MATT Dawson was leafing through his copy of the Guardian newspaper one Saturday when his eyes focused on one particularly interesting piece of text.

It was a competition giving Guardian readers the opportunity to redesign the cover of one of the books in the Penguin Modern Classic range, using a photograph.

Included in the literary list were George Orwell's Nineteen Eighty-Four and a book Matt remembered from his university days Mikhail Bulgakov's Master and Margarita.

Matt's university tutor had recommended he read the book and he had thoroughly enjoyed it.

So, looking at the competition details again, Milnthorpe-based Matt rose to the challenge.

Matt says the Russian names in the book can make it a slow read but the scene which he used for the cover, where a theatre compere gets decapitated by a large black cat, had always stuck in his head.

"The photograph itself involved me designing shadow puppets of the cat and man in card and red acetate, and photographing them through a bed sheet."

As well as the kudos that goes with having your artwork gracing the front of one of Penguin's illustrious tomes, Matt and the other three winners each landed a pair of Nikon cameras.

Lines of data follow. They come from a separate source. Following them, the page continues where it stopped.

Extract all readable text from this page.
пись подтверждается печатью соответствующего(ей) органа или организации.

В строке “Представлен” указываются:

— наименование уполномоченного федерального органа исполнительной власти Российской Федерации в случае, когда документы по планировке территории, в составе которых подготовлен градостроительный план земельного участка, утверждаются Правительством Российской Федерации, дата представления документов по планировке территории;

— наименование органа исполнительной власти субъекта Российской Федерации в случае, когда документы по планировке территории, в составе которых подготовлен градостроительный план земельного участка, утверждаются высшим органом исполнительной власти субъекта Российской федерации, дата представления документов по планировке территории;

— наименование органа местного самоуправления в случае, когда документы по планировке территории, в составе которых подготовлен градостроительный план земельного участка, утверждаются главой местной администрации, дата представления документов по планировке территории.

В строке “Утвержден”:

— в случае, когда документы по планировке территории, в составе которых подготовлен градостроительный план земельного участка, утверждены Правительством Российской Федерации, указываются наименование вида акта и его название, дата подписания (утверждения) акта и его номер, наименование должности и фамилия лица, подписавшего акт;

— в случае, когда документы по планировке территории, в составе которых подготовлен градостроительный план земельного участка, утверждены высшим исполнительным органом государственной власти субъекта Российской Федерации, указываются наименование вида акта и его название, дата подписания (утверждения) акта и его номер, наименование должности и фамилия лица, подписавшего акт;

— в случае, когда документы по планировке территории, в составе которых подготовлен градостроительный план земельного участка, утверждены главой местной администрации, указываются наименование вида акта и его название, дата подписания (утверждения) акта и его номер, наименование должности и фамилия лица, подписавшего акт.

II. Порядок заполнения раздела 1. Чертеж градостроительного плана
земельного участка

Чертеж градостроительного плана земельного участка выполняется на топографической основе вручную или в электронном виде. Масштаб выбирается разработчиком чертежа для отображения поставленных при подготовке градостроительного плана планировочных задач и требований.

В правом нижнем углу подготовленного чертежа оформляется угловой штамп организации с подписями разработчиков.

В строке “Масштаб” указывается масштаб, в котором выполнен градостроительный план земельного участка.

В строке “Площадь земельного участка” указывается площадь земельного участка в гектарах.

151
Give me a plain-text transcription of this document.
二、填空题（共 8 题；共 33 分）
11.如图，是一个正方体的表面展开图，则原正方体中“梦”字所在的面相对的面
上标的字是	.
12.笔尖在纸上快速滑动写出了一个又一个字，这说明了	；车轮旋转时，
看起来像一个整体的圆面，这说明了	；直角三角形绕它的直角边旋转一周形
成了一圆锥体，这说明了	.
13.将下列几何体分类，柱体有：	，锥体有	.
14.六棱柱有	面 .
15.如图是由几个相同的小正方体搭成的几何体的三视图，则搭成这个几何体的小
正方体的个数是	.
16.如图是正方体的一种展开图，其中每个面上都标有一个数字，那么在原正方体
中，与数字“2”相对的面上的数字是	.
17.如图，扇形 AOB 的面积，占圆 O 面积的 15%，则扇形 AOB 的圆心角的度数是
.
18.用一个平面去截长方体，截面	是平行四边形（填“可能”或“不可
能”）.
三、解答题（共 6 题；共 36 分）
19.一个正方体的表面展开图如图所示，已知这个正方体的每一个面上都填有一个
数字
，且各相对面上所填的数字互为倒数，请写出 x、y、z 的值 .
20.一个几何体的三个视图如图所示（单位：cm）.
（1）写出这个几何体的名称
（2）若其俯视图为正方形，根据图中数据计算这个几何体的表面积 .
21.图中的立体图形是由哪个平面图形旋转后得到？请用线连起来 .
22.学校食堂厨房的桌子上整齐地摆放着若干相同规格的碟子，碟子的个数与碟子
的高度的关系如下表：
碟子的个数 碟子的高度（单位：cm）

Matt was born in Bolton, moved to Derbyshire aged four, went to school in Bakewell, art college in Chesterfield and did a design degree in Leeds.

Since graduating, he worked as a graphic designer for a company in Surrey for five years and moved to Cumbria last year to develop his illustration and photography portfolio in "more relaxed and picturesque surroundings." However, the Lancashire lad's now returning to his old job in Surrey and longs to become a full-time illustrator. With a classic Penguin cover in his portfolio, at least he's one step nearer to his goal.